Now I understand the hands-on spirit here, a Scotland that “CanDo” (the official branding for the “innovation nation”). Whatever Scotland is, it ain’t no Cupertino, CA. So what do we actually have, and how can we make the best of it?

The Nesta research identifies one more advantage small nations have: the ability to sweep up people in a “national mission” for innovation. A story that says ideas are welcome from society, culture and daily life, as well as from the labs of brainiacs, is to be entirely welcomed.

Hugh MacDiarmid’s old aspiration for this kind of society still inspires me: “I never set een on a lad or a lass/but I wonder gin he or she/Wi’ a word or a deed’ll suddenly dae/An impossibility”. Look out for the Unusual Suspects Festival later this month in Glasgow, which aims to foment this everyday culture of innovation.

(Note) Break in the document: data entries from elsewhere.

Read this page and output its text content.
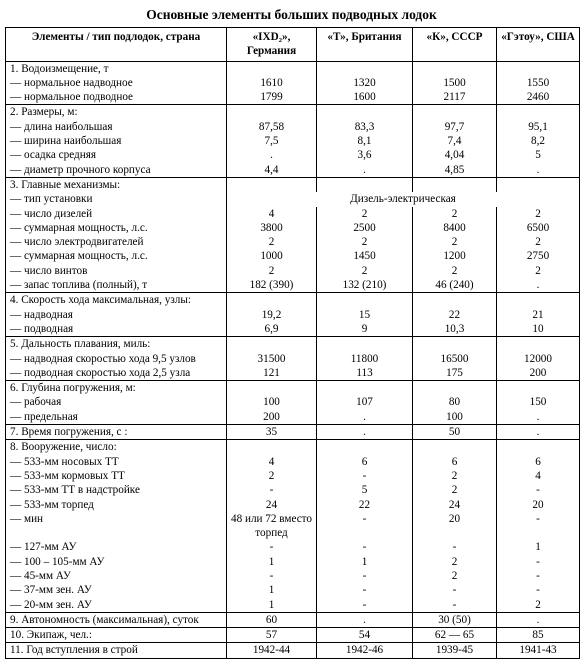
Основные элементы больших подводных лодок
Элементы / тип подлодок, страна	«IXD₂», Германия	«Т», Британия	«К», СССР	«Гэтоу», США
1. Водоизмещение, т				
— нормальное надводное	1610	1320	1500	1550
— нормальное подводное	1799	1600	2117	2460
2. Размеры, м:				
— длина наибольшая	87,58	83,3	97,7	95,1
— ширина наибольшая	7,5	8,1	7,4	8,2
— осадка средняя	.	3,6	4,04	5
— диаметр прочного корпуса	4,4	.	4,85	.
3. Главные механизмы:				
— тип установки	Дизель-электрическая			
— число дизелей	4	2	2	2
— суммарная мощность, л.с.	3800	2500	8400	6500
— число электродвигателей	2	2	2	2
— суммарная мощность, л.с.	1000	1450	1200	2750
— число винтов	2	2	2	2
— запас топлива (полный), т	182 (390)	132 (210)	46 (240)	.
4. Скорость хода максимальная, узлы:				
— надводная	19,2	15	22	21
— подводная	6,9	9	10,3	10
5. Дальность плавания, миль:				
— надводная скоростью хода 9,5 узлов	31500	11800	16500	12000
— подводная скоростью хода 2,5 узла	121	113	175	200
6. Глубина погружения, м:				
— рабочая	100	107	80	150
— предельная	200	.	100	.
7. Время погружения, с :	35	.	50	.
8. Вооружение, число:				
— 533-мм носовых ТТ	4	6	6	6
— 533-мм кормовых ТТ	2	-	2	4
— 533-мм ТТ в надстройке	-	5	2	-
— 533-мм торпед	24	22	24	20
— мин	48 или 72 вместо торпед	-	20	-
— 127-мм АУ	-	-	-	1
— 100 – 105-мм АУ	1	1	2	-
— 45-мм АУ	-	-	2	-
— 37-мм зен. АУ	1	-	-	-
— 20-мм зен. АУ	1	-	-	2
9. Автономность (максимальная), суток	60	.	30 (50)	.
10. Экипаж, чел.:	57	54	62 — 65	85
11. Год вступления в строй	1942-44	1942-46	1939-45	1941-43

However, just a wee hold-on-a-minute. We don’t want any unnecessary inferiorism here; the implication that radical, world-changing innovation is “no’ for the likes o’ us”. Go online and you can find an overly-cute web cartoon from Scottish Enterprise that preaches the downstream message, under the headline that “innovation isn’t rocket science”.

But we should still find a way for innovation to be rocket science as well. In recent years, Scottish scientists have zoomed in to the tiniest scrap of our biology (Ian Wilmut divining the process of cloning with Dolly the Sheep), or zoomed out to the most fundamental particle of our cosmos (Peter Higgs’s anticipation of the Higgs-Boson). We should try to support the stream of innovation at its sparkling, elemental, daring source, as well as conduct our trade routes across its wide forths and basins. An “ImagiNation” – the free thought of scientists and artists, supported to follow their curiosity – should always sit behind an “Innovation Nation”. The makar and the maker are fellow visionaries in Scotland’s future.